Lloyds Makes Loss After PPI Dent
It has been revealed that Lloyds Banking Group have made a loss of £3.85 billion for the first nine months of the year after having to put funds in place to pay for the Payment Protection Insurance (PPI) scandal. The bank, in which the British Government owns 41 per cent, took the hit because missold PPI had to be compensated for.
After the misselling scandal broke earlier this year, financial institutions across Britain had to make provisions for offering customers repayments and additional compensation packages. Lloyds Banking Group set aside £3.2 billion for this, resulting in the bank making a significant loss for the first three quarters of 2011 as they saw profits slump by 30 per cent when compared against the same period in 2010.

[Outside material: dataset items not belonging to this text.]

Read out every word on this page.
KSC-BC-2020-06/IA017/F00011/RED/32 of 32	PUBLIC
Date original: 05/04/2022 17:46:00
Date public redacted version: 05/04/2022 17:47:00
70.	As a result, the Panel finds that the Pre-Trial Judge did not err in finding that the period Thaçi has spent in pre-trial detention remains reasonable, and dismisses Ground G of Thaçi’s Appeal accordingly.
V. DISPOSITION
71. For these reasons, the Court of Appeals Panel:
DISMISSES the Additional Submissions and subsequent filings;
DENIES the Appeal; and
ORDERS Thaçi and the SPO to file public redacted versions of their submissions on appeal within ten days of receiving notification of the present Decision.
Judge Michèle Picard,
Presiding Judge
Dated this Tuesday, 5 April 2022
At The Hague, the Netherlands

With less demand for loans, third quarter profit plummeting by 25 per cent to £644 million, and wholesale funding costs on the increase, Lloyds has noted considerable problems this year. High stress levels have also removed chief executive of Lloyds, Antonia Horta-Osorio, from action due to illness, and the bank is now in a turbulent state as it tries to stop its dwindling income.
However, whilst profit figures are shown to be down at Lloyds, consumers should continue with plans to regain lost money due to having been missold PPI products. Moreover, for those who have taken out a credit agreement with Lloyds in the past decade, looking at insurance could highlight discrepancies for which compensation could be significant.